A primary value of cable television to advertisers is its ability to target ethnic and minority demographics. Two markets that they heavily target through programming are African-American and Hispanic households, but programming choices are also available for Japanese, Arabic, French and Portuguese speakers.
With the explosion of the Hispanic population in North America, analysts estimate that Hispanics will soon account for one third of all television-watching households in the United States. Today, already more than 50 million Hispanic households in the U.S. represent over $1 trillion in purchasing power, making them the largest purchasing group by ethnicity. Hispanics indicate that television entertainment is extremely important in their daily lives. Of Spanish households where Spanish is predominantly spoken, 78 percent of television programming viewed is in Spanish. Multi-language homes watch 50 percent of the television they view in Spanish. In English-language-dominant Hispanic homes, only 3 percent of the television viewed is in Spanish.

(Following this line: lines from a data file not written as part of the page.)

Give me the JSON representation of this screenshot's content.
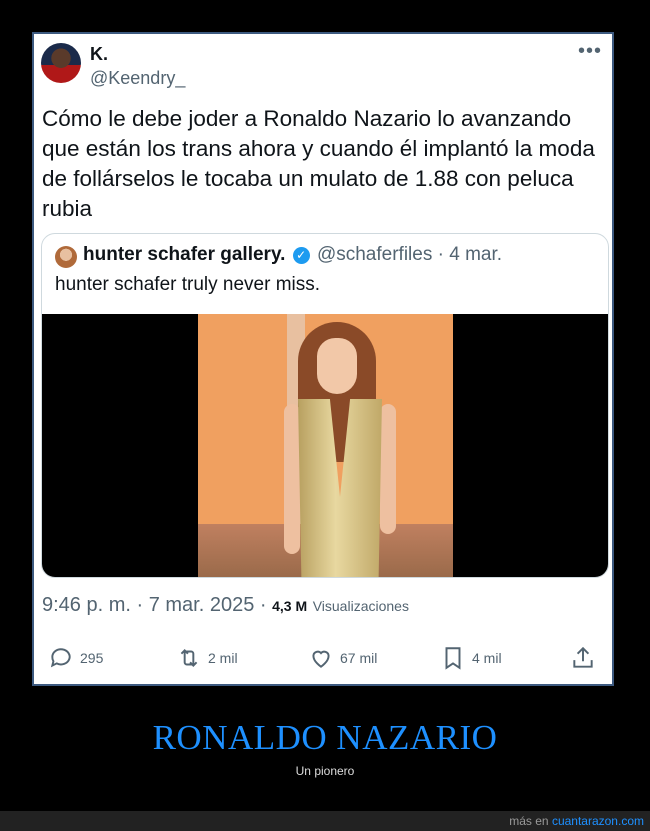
{
  "tweet": {
    "display_name": "K.",
    "handle": "@Keendry_",
    "more_icon": "more-icon",
    "text": "Cómo le debe joder a Ronaldo Nazario lo avanzando que están los trans ahora y cuando él implantó la moda de follárselos le tocaba un mulato de 1.88 con peluca rubia",
    "timestamp": "9:46 p. m. · 7 mar. 2025 ·",
    "views_count": "4,3 M",
    "views_label": "Visualizaciones"
  },
  "quote": {
    "name": "hunter schafer gallery.",
    "handle": "@schaferfiles",
    "date": "· 4 mar.",
    "text": "hunter schafer truly never miss."
  },
  "actions": {
    "replies": "295",
    "retweets": "2 mil",
    "likes": "67 mil",
    "bookmarks": "4 mil"
  },
  "caption": {
    "title": "RONALDO NAZARIO",
    "subtitle": "Un pionero"
  },
  "footer": {
    "prefix": "más en",
    "site": "cuantarazon.com"
  },
  "colors": {
    "accent": "#1e90ff",
    "verified": "#1d9bf0",
    "frame_border": "#3d5a80"
  }
}
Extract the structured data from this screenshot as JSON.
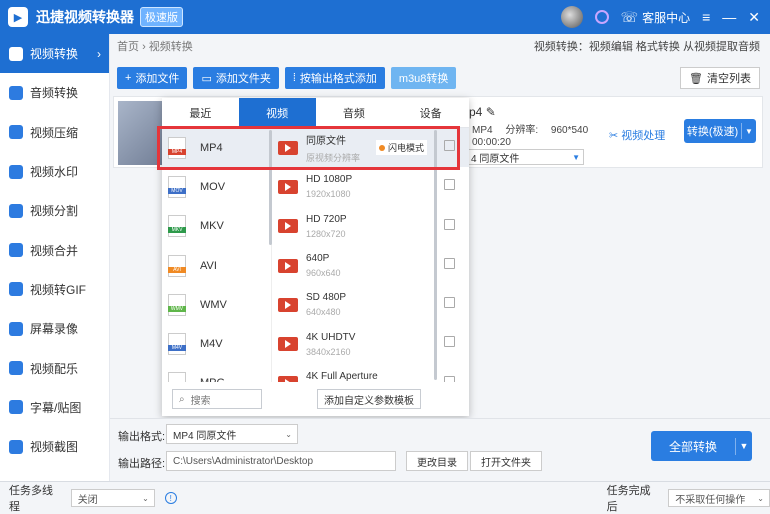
{
  "app": {
    "title": "迅捷视频转换器",
    "badge": "极速版",
    "help": "客服中心"
  },
  "sidebar": {
    "items": [
      {
        "label": "视频转换",
        "active": true
      },
      {
        "label": "音频转换"
      },
      {
        "label": "视频压缩"
      },
      {
        "label": "视频水印"
      },
      {
        "label": "视频分割"
      },
      {
        "label": "视频合并"
      },
      {
        "label": "视频转GIF"
      },
      {
        "label": "屏幕录像"
      },
      {
        "label": "视频配乐"
      },
      {
        "label": "字幕/贴图"
      },
      {
        "label": "视频截图"
      }
    ]
  },
  "breadcrumb": {
    "home": "首页",
    "sep": "›",
    "current": "视频转换"
  },
  "breadcrumb_right": "视频转换：视频编辑 格式转换 从视频提取音频",
  "toolbar": {
    "add_file": "添加文件",
    "add_folder": "添加文件夹",
    "by_format": "按输出格式添加",
    "m3u8": "m3u8转换",
    "clear": "清空列表"
  },
  "file": {
    "name": "p4",
    "format": "MP4",
    "resolution_label": "分辨率:",
    "resolution": "960*540",
    "duration": "00:00:20",
    "output_format": "4  同原文件",
    "video_process": "视频处理",
    "convert": "转换(极速)"
  },
  "popup": {
    "tabs": [
      "最近",
      "视频",
      "音频",
      "设备"
    ],
    "active_tab": 1,
    "formats": [
      {
        "name": "MP4",
        "color": "#d8432f",
        "band": "MP4"
      },
      {
        "name": "MOV",
        "color": "#3d6fc7",
        "band": "MOV"
      },
      {
        "name": "MKV",
        "color": "#2e9a4b",
        "band": "MKV"
      },
      {
        "name": "AVI",
        "color": "#f08a24",
        "band": "AVI"
      },
      {
        "name": "WMV",
        "color": "#5fb64a",
        "band": "WMV"
      },
      {
        "name": "M4V",
        "color": "#3d6fc7",
        "band": "M4V"
      },
      {
        "name": "MPG",
        "color": "#2aaaa0",
        "band": "MPG"
      }
    ],
    "resolutions": [
      {
        "name": "同原文件",
        "sub": "原视频分辨率",
        "flash": "闪电模式"
      },
      {
        "name": "HD 1080P",
        "sub": "1920x1080"
      },
      {
        "name": "HD 720P",
        "sub": "1280x720"
      },
      {
        "name": "640P",
        "sub": "960x640"
      },
      {
        "name": "SD 480P",
        "sub": "640x480"
      },
      {
        "name": "4K UHDTV",
        "sub": "3840x2160"
      },
      {
        "name": "4K Full Aperture",
        "sub": "4096x3112"
      }
    ],
    "search_placeholder": "搜索",
    "add_template": "添加自定义参数模板"
  },
  "bottom": {
    "format_label": "输出格式:",
    "format_value": "MP4  同原文件",
    "path_label": "输出路径:",
    "path_value": "C:\\Users\\Administrator\\Desktop",
    "change_dir": "更改目录",
    "open_folder": "打开文件夹",
    "convert_all": "全部转换"
  },
  "statusbar": {
    "multithread_label": "任务多线程",
    "multithread_value": "关闭",
    "done_label": "任务完成后",
    "done_value": "不采取任何操作"
  },
  "colors": {
    "accent": "#1e6fd2",
    "highlight": "#e5353a"
  }
}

Growth of Hispanic populations predominantly centers in large metropolitan areas stretching from California to Texas, Florida and New York. For this demographic, Univision, owned by Hallmark, Inc., the transnational greeting card company of Kansas City, Missouri, transmits programming developed in Mexico, Latin America and Spain. Univision thus capitalizes on connections to ethnic and emotional roots of Latinos to dominate the Hispanic viewing market.
Robert Johnson, founder of BET, similarly serves the African-American demographic. Previously public affairs director for the Corporation for Public Broadcasting and director of communications for the Washington, D.C., office of the National Urban League, Johnson later worked as a press secretary for Congressman Walter E. Fauntroy before serving as the president of government relations at the National Cable and Television Association.
With these political and professional connections and his own knowledge, Johnson took a business plan for a cable channel for the elderly and substituted the word “black” throughout when he launched BET in 1980 to target the entertainment needs of African Americans. By 2000, the station was in 60 million households and owned a magazine group and a book-publishing company. In 1997, BET entered an Internet joint-venture with Microsoft, called MSBET, and opened a nightclub at Disney World in Florida, a chain of restaurants, a clothing line and a range of cosmetic brands.
Advantages for Marketing
Networks such as BET and Univision offer marketers opportunities to pinpoint and target specific audiences with an assortment of products, messages and spokespeople that these markets will respond to. Further, employing appropriate slang and accurate certified translations, ethnic and minority actors and actresses or distinctive voiceovers in radio, television commercials, and print advertising can mean the difference between a successful advertising campaign and a costly and embarrassing catastrophe.
Have you noticed that racially ambiguous actors are often used in commercials? My thought is that by making it difficult to guess what nationality the person pitching products is they can reach a broader audience.
Anyone wanting to target a particular demographic can more easily do it by advertising on the channels you mention that already appeal to the desired audience.
That’s true. Maybe their market is ethnic and racial neutral and so they are marketing to a very broad base of viewers.